The honest test is the boring one: take two or three candidate models, give them real tasks from your actual project, and see which output you trust and ship with least rework. That single experiment tells you more than any leaderboard — and it’s the method we build into Choosing a model & provider.

Quick check: why should you be skeptical of a model's high coding-benchmark score?

Recap

  • Compare axes, not a ranking — code quality, context, speed, autonomy, reasoning, multimodality, cost, availability and openness each trade against the others.
  • A con only counts in context — a small context window or slow speed matters only if your task needs the opposite.
  • Reasoning vs fast — deliberate models pay off on hard problems; fast models win on routine, high-volume edits.
  • Common tiers — a frontier flagship, a fast/cheap small tier (“mini/flash/haiku/lite”), and open-weight local options; route by difficulty.
  • Specialized vs general — general frontier models suit most real work; reach for code-specialists for speed, self-hosting or niche needs.
  • Read benchmarks skeptically — contamination, narrow tasks and constant churn mean a leaderboard isn’t your codebase; test candidates on your own work.
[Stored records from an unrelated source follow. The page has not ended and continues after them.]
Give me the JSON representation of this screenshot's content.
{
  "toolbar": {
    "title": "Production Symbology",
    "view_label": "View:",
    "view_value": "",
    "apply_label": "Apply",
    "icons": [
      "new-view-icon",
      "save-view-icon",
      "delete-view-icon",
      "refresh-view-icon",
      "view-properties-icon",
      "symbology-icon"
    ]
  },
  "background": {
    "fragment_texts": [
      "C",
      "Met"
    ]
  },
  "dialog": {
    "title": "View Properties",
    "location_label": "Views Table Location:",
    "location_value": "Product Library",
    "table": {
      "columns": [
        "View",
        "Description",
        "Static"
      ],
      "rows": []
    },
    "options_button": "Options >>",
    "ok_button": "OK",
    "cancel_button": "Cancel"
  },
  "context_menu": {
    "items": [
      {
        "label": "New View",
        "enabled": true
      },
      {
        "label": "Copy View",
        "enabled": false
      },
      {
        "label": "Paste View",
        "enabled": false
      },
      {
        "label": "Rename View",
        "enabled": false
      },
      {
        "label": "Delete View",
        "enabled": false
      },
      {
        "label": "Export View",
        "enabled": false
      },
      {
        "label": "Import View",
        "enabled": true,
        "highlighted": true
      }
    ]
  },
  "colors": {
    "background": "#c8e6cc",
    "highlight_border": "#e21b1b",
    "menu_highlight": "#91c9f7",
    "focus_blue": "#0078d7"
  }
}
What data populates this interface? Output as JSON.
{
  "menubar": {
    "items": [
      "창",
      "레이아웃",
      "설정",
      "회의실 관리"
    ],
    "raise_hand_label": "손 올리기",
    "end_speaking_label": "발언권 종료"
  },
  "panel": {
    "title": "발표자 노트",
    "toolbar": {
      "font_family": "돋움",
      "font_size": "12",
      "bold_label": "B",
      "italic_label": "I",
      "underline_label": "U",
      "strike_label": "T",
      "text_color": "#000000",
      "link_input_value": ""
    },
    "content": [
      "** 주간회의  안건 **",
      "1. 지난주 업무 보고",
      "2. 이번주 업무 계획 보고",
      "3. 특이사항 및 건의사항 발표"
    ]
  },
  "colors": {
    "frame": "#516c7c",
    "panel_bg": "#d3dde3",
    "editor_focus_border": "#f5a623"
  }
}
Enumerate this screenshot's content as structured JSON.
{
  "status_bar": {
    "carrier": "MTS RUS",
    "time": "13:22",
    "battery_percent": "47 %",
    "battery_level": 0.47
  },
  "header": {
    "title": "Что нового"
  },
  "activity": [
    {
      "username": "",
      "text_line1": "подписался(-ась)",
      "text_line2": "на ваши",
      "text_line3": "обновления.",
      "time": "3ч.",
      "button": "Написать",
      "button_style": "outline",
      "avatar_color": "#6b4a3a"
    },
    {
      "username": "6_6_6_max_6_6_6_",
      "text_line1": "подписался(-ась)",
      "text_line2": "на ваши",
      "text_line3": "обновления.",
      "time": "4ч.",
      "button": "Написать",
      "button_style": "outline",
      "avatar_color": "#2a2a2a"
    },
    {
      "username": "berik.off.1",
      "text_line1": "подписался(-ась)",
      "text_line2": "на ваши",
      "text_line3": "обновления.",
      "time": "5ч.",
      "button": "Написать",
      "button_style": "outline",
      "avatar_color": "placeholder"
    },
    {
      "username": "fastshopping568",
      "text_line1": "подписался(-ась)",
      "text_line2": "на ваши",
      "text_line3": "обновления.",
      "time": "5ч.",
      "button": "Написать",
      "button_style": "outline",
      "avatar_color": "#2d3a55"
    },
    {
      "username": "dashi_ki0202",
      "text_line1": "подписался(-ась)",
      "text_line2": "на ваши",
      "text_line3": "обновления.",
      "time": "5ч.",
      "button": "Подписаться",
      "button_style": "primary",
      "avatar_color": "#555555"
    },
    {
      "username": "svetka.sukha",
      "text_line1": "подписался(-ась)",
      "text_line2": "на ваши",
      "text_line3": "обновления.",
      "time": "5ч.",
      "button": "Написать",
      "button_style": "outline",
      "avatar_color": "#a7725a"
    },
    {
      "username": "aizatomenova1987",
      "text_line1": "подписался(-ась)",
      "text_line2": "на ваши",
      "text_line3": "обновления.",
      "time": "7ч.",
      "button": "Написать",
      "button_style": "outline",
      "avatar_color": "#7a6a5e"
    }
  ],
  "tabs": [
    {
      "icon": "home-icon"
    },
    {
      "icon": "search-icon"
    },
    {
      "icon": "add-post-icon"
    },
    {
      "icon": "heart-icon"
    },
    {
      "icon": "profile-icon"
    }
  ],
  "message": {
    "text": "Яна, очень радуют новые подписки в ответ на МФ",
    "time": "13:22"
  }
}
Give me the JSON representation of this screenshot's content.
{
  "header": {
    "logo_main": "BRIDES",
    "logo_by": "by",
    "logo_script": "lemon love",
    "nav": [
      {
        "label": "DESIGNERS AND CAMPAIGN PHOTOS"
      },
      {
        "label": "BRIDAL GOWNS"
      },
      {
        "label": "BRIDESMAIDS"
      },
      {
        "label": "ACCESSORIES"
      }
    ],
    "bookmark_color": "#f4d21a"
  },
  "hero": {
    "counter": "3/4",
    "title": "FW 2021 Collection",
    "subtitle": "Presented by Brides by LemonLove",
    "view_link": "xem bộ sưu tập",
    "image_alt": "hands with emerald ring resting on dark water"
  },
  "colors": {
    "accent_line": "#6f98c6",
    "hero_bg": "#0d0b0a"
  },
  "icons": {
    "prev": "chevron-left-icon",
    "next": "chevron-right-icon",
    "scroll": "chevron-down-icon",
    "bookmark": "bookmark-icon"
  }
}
Next up: the four ways a model actually reaches you — the chat app, the API, terminal agents and IDE plugins — in Interfaces: app, API, CLI & IDE.

Frequently asked questions

What makes one coding model better than another?

There’s no single ‘better’ — models differ along several axes: raw code quality, context-window size, speed, how autonomously they can use tools, reasoning depth, multimodal input, cost, availability and whether they’re open or closed. A model that’s excellent on one axis may be middling on another. The right model is the one whose strengths line up with what your task needs.

Should I use a coding-specialized model or a general-purpose one?

Most developers do well with strong general-purpose frontier models, which are heavily trained on code and handle the surrounding reasoning, explanation and tool use that real work needs. Code-specialized models can shine at narrow tasks like fast in-editor completion or running fully offline. Try the general one first; reach for a specialist when a specific need (speed, local hosting, a niche language) justifies it.

Can I trust AI coding leaderboards?

Treat them as a loose signal, not a verdict. Benchmarks can suffer from contamination (the test problems leaked into training data), they measure narrow tasks that may not resemble your codebase, and rankings churn constantly. A leaderboard tells you a model can do well on someone else’s test; only trying it on your own work tells you whether it helps you.